For the company’s systems engineering team—the people who actually carry out IP allocations and server deployments—the benefits of cloud-based automation through BloxOne DDI have been a game-changer. “I’m more on the consumer end of this project, and from my point of view, it’s sort of ‘the invisible thing,’ and that’s good,” explained Joe Devereux, a senior systems engineer at MYOB’s Melbourne headquarters. “Before BloxOne DDI, the IPAM process required us to reach out and communicate with the networks team—which may or may not have been able to accommodate us right away. But now I can spin stuff up on my own in minutes and it’s invisible to me. It just works. I get a new IP block assigned for my account and I’m up and running straight away. The more stuff you can get automated and working, the easier my life becomes. And that’s what we got with BloxOne DDI.”
Kerr added that transitioning to a cloud-first model with Infoblox is increasing the agility of multiple stakeholders within the organization to innovate and accelerate on business priorities. “In the old days, you had an IT department that was responsible for all of the server infrastructure, patching, security and all those kinds of tasks inside a central data center. Then there would be an application on top afterwards. The model that we have now is actually building the infrastructure as code for all of those capabilities. We can hand the keys over, and everything’s defined as code for you. Our DevOps team gets all the same networking capabilities, but it’s right at their fingertips, and it doesn’t matter if they aren’t experts in provisioning IP addresses or server management. They can just concentrate on building great products.”

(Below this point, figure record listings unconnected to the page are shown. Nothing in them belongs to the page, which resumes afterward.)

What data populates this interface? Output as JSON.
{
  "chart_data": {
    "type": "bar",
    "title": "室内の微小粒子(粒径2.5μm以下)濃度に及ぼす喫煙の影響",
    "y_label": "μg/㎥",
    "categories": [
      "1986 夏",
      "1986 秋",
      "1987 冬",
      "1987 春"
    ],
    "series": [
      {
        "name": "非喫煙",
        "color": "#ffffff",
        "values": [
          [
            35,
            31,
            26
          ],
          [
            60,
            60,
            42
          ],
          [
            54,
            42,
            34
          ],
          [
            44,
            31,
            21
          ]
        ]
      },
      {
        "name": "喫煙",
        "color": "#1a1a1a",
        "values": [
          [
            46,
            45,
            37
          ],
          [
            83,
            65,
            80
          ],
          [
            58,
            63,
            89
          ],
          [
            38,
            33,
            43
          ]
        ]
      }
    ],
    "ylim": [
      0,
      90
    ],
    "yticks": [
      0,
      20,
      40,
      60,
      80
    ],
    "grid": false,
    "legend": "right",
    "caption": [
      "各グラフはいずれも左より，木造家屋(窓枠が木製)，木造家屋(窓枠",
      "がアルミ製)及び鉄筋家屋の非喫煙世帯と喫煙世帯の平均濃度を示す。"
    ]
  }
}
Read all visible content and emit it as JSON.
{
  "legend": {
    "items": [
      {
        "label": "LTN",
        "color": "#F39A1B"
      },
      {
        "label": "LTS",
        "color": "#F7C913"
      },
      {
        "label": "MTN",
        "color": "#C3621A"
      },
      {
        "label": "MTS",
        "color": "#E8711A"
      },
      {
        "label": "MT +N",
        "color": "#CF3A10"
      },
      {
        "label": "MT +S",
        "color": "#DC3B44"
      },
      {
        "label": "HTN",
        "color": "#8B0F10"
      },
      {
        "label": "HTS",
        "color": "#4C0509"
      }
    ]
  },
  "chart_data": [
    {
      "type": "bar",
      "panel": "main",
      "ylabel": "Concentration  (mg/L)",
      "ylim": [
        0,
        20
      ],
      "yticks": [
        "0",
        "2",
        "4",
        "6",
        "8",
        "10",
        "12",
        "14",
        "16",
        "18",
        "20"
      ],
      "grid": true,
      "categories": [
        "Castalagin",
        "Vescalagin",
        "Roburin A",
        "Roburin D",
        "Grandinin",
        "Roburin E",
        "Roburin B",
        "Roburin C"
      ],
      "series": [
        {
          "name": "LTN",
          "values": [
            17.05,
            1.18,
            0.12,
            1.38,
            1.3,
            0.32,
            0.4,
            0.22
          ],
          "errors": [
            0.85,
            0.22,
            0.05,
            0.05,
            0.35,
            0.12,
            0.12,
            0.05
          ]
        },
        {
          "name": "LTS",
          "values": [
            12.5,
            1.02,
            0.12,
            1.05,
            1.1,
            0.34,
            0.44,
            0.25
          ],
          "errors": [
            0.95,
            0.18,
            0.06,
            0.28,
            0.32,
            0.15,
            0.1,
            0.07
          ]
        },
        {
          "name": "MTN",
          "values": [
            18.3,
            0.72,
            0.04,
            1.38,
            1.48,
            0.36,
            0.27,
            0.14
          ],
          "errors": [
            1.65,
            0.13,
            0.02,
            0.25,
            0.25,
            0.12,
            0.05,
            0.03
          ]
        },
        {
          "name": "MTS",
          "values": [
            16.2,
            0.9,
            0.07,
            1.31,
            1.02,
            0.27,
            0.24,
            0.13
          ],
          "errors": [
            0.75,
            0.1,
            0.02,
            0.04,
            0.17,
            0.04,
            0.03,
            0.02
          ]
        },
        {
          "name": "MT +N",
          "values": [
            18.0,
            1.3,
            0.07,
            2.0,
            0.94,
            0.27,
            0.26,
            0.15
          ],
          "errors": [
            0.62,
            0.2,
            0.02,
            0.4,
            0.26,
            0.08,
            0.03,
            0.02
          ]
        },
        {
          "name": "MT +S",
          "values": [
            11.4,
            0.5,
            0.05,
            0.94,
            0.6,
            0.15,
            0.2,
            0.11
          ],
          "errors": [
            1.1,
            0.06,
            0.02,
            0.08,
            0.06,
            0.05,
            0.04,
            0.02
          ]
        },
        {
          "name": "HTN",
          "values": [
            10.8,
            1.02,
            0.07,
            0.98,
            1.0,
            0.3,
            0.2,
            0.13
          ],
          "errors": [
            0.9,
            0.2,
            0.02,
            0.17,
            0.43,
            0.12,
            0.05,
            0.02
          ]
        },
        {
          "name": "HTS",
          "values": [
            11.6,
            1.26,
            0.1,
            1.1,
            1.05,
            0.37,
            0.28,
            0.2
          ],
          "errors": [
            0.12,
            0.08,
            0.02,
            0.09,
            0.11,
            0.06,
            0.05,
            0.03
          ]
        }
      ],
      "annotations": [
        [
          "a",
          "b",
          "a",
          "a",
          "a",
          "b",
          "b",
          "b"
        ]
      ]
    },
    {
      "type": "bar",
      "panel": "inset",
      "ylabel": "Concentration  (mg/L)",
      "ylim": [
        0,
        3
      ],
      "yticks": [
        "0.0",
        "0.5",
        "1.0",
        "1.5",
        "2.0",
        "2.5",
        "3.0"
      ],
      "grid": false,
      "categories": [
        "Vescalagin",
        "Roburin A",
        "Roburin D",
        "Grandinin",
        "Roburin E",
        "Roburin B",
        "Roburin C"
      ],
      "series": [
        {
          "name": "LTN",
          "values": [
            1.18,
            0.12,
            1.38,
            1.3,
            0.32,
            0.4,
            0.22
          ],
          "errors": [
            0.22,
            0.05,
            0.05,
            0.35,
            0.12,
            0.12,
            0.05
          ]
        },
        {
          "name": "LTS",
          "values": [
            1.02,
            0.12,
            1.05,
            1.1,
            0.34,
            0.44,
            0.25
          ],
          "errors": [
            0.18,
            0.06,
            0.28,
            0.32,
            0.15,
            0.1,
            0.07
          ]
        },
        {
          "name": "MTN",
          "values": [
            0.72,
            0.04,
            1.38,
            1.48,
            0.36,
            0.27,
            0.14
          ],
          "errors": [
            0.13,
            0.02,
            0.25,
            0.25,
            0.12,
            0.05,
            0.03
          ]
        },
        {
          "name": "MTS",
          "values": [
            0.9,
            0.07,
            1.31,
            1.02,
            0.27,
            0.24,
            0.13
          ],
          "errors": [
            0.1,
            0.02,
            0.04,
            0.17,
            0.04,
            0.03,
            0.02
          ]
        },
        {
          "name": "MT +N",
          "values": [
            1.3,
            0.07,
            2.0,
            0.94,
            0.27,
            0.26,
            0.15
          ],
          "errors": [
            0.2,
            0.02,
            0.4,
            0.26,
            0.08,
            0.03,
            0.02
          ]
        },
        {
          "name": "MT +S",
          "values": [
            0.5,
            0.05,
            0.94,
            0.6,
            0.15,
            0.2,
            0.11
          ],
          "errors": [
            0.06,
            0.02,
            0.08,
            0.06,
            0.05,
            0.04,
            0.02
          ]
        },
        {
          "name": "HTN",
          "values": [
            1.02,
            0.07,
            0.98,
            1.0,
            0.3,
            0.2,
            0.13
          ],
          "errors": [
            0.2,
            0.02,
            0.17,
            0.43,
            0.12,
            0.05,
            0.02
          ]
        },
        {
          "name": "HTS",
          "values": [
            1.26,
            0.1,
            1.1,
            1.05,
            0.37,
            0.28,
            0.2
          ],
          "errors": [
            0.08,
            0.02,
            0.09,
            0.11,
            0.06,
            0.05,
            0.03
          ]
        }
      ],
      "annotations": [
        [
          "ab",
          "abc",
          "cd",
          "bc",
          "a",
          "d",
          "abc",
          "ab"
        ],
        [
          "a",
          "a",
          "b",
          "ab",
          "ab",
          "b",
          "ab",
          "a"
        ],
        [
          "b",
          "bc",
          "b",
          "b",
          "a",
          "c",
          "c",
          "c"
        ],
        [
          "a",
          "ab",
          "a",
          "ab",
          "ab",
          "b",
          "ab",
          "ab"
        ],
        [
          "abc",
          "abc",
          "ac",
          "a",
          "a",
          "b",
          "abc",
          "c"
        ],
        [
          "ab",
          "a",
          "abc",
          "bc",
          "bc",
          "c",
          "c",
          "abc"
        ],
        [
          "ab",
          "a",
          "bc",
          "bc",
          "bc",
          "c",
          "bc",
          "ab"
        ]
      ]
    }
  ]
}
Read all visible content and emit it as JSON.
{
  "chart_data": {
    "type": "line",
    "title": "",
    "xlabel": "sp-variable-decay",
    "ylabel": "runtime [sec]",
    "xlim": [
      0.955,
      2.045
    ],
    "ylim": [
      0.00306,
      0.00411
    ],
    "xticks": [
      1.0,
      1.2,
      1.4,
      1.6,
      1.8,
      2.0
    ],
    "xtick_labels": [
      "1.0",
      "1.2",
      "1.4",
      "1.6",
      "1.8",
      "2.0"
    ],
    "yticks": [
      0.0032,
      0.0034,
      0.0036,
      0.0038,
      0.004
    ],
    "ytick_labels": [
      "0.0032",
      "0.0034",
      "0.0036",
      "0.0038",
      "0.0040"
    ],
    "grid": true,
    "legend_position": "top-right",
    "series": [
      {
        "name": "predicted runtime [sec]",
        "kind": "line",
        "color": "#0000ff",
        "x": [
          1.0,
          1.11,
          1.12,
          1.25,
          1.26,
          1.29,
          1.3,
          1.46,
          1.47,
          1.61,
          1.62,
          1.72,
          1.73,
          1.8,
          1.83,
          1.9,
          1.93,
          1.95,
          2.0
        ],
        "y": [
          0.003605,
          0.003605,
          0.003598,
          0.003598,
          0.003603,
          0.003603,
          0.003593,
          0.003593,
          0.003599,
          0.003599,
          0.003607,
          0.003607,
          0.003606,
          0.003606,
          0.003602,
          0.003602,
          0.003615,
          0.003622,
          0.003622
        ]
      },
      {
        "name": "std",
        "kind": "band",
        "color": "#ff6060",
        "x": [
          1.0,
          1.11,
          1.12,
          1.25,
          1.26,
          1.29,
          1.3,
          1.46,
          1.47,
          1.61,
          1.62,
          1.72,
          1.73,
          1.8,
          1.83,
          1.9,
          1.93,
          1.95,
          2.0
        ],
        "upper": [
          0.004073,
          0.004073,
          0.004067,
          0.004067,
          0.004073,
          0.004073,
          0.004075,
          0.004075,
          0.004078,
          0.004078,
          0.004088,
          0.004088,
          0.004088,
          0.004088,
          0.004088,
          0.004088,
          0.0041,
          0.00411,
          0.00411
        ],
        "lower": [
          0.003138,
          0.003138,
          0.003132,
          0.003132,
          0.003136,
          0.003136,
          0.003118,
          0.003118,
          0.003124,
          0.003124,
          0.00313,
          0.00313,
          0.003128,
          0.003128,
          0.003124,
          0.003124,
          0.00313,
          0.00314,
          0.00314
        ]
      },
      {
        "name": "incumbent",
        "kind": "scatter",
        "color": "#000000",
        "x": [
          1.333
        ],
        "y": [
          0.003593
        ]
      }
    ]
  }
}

While automating IP allocation was the initial impetus for deploying BloxOne DDI, ultimately Kerr and team were able to migrate both DHCP and DNS operations away from Windows Servers in the data centers and onto BloxOne in the cloud. “Infoblox gives us a single portal for network management using distributed, lightweight and redundant architecture on a SaaS model,” concluded Kerr. “The big value we get from BloxOne DDI is that our engineers can concentrate on our feature stack, and not on hours of upgrades.”